Hij schepte vaak op om de andere te laten merken dat hij beter was dan
zij.
“Jongen”, zei hij, als een andere vis te dicht bij hem kwam, “draai toch
niet zo om mij heen. Ga weg!”
Op een dag zei één van de oudste vissen tot de grote vis: “Waarom ga je
niet weg uit onze kleine sloot en ga je in de grote rivier leven? Een zo
belangrijke en grote vis als jij, moet toch niet met ons kleine visjes
omgaan. Jij moet met de grote vissen leven.”
De grote vis dacht hier een paar dagen over na en besloot toen om zijn
thuis te verlaten en een betere plek te zoeken. “Mijn vriend heeft
gelijk”, zei hij tot zichzelf, “niemand weet hoe beu ik deze kleine
vissen hier ben! Als de vloed komt moet ze mij meenemen naar de grote
rivier.”
Nadat het enkele dagen veel en hard geregend had, kwam er een grote
vloedgolf. De grote vis legde zich op de golf en liet zich zo de rivier
in dragen. Hij dacht aan het goede leven dat daar op hem zou wachten. Hij
rustte even uit.
Plotseling merkte hij dat er wel vier of vijf vissen boven zijn kop
rondzwommen, die veel groter waren dan hij. Eentje van hen keek naar
beneden en zei boos:”Uit de weg, jij kleintje! Weet je dan niet dat dit
onze jachtrivier is?”
De arme vis verstopte zich snel achter enkele algen, toen er ineens een
zwarte en een witte vis met opengesperde bek op hem toeschoten. Die
hadden hem beslist opgegeten als het hem niet op het laatste moment
gelukt was, zich te verstoppen.
“Jeetje”, zei hij buiten adem, “ik hoop dat er in deze rivier niet nog
meer van dit soort vissen zijn. Hoe moet ik anders overleven als ik me de
hele dag moet verstoppen en geen tijd heb om eten te zoeken?”

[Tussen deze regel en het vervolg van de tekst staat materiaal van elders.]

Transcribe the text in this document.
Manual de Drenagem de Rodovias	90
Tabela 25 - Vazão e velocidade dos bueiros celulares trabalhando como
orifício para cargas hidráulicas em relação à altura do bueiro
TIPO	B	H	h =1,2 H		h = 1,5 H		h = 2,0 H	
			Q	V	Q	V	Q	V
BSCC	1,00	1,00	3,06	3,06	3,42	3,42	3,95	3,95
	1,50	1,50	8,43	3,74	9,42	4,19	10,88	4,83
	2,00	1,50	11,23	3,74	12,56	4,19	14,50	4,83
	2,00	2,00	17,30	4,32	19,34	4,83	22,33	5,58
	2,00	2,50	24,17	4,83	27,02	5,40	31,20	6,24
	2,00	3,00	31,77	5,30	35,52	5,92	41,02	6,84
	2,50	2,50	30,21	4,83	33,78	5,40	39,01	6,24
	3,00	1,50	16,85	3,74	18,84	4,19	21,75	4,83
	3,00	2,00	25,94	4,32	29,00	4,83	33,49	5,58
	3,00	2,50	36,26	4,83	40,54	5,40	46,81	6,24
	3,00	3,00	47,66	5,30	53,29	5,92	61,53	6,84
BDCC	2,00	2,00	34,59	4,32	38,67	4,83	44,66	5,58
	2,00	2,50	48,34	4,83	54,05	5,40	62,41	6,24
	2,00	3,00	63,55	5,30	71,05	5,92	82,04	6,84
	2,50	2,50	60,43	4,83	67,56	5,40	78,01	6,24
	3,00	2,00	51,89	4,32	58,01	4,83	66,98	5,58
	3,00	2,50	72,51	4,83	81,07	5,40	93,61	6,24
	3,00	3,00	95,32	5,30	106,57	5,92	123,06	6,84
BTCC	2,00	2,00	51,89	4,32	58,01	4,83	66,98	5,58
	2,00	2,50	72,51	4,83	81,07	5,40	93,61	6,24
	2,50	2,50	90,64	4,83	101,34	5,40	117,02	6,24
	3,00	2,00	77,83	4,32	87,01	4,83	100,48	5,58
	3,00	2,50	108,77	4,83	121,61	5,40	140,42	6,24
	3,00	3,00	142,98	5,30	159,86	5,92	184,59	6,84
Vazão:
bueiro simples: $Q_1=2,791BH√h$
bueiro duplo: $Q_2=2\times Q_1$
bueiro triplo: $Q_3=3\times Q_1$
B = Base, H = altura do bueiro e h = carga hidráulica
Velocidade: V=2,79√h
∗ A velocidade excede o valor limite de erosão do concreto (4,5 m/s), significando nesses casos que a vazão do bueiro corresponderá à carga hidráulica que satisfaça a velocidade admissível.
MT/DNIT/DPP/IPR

Toen het nacht geworden was, kwam hij uit zijn hoekje tevoorschijn om op
zoek te gaan naar wat eten. Plotseling voelde hij veel pijn aan zijn
staart en toen hij zich omdraaide, keek hij recht in het gezicht van een
grote tijgervis. Hij wilde al afscheid nemen van het leven, want hij wist
zeker dat hij nu dood zou gaan. Maar toen voer er een boot boven hen
langs. Het water draaide daardoor zo in het rond, dat hij van de
tijgervis kon wegvluchten en zich in het zand kon verstoppen.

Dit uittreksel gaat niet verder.